Przeżywające problemy finansowe One-2-One nie ma prezesa. Kierujący spółką Piotr Majchrzak zrezygnował z zajmowanego stanowiska. Jako powód decyzji podał przyczyny osobiste. Po jego odejściu zarząd technologicznej spółki jest jednoosobowy. Zasiada w nim tylko Tomasz Długiewicz, założyciel One-2-One i wcześniejszy wieloletni prezes.
Majchrzak pojawił się w poznańskiej spółce w 2009 r. Kupił wówczas 7,5-proc. papierów za 2 mln zł. Potem dokupował jeszcze mniejsze pakiety. Obecnie kontroluje, po niewielkich roszadach, 401 tys. walorów stanowiących 5,72 proc. kapitału. Pakiet jest wart 180 tys. zł.
Były już prezes, inwestując w One-2-One i obejmując stery w spółce obiecywał, że przekształci ją w holding spółek działających na pograniczu technologii, mediów i internetu. Na dzień dobry musiał się jednak zmierzyć z załamaniem na rynku konkursów SMS-owych, których obsługa była głównym źródłem przychodów grupy. Dodatkowo spółka uwikłała się w spór z Urzędem Celnym w Poznaniu, który nałożył na nią 8 mln zł kary za organizację nielegalnej loterii. Firma odwołała się od tej edycji.
Majchrzak forsował również pomysł uruchomienia funduszu venture-capital, który przy wsparciu finansowym KFK, miał inwestować w technologiczne start-up'y. Na razie wniosek o wsparcie nie przeszedł jeszcze przez sito KFK.

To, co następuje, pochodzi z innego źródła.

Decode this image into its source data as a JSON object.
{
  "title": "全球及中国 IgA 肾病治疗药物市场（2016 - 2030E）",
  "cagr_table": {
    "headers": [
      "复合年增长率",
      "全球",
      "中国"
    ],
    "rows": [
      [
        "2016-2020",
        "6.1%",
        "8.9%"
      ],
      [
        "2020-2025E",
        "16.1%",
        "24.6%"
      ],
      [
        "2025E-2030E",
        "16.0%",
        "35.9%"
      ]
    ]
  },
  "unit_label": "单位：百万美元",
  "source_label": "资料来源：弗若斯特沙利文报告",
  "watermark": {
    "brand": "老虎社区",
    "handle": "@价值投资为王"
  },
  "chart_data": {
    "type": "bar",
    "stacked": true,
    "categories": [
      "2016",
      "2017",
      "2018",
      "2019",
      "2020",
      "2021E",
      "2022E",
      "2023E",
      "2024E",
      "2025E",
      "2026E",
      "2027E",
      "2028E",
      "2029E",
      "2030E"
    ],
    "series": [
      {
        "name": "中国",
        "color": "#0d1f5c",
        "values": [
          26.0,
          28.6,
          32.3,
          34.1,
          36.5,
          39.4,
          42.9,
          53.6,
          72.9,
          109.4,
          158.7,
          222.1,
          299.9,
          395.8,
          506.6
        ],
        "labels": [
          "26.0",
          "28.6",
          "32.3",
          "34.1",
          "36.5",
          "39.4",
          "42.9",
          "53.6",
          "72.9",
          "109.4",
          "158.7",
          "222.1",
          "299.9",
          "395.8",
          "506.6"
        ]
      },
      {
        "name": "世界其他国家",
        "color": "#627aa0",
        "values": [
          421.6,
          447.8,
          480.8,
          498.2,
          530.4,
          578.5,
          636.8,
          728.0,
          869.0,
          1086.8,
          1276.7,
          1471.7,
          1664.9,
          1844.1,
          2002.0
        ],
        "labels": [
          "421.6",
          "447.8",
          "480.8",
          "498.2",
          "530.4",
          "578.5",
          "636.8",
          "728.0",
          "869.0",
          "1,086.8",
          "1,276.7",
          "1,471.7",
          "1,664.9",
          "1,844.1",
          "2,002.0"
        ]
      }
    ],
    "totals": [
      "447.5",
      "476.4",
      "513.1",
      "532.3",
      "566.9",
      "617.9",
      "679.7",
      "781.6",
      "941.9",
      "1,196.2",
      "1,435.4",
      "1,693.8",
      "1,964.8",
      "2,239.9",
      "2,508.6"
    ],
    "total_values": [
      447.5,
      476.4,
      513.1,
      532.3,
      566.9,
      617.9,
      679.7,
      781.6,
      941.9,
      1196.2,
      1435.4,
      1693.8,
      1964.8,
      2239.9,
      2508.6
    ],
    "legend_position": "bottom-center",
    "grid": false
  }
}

Zbyt wolne odchudzanie grupy kapitałowej (sprzedaż czeskiej spółki ATS ciągnęła się kwartałami) przy dramatycznym spadku przychodów i wysokich kosztach działalności sprawiło, że giełdowa firma przestała płacić kontrahentom. W I kwartale, grupa One-2-One miała ledwie 0,48 mln zł przychodów. Rok wcześniej obroty wynosiły 8,18 mln zł rok. Strata netto wyniosła 1,46 mln zł. Rok temu grupa miała 0,54 mln zł zysku. Zobowiązania spółki sięgały 18 mln zł, a na koniec marca na kontach grupy było tylko 68 tys. zł. Ciążyło na niej 12 sądowych nakazów zapłaty na łączną kwotę ponad 3?mln zł.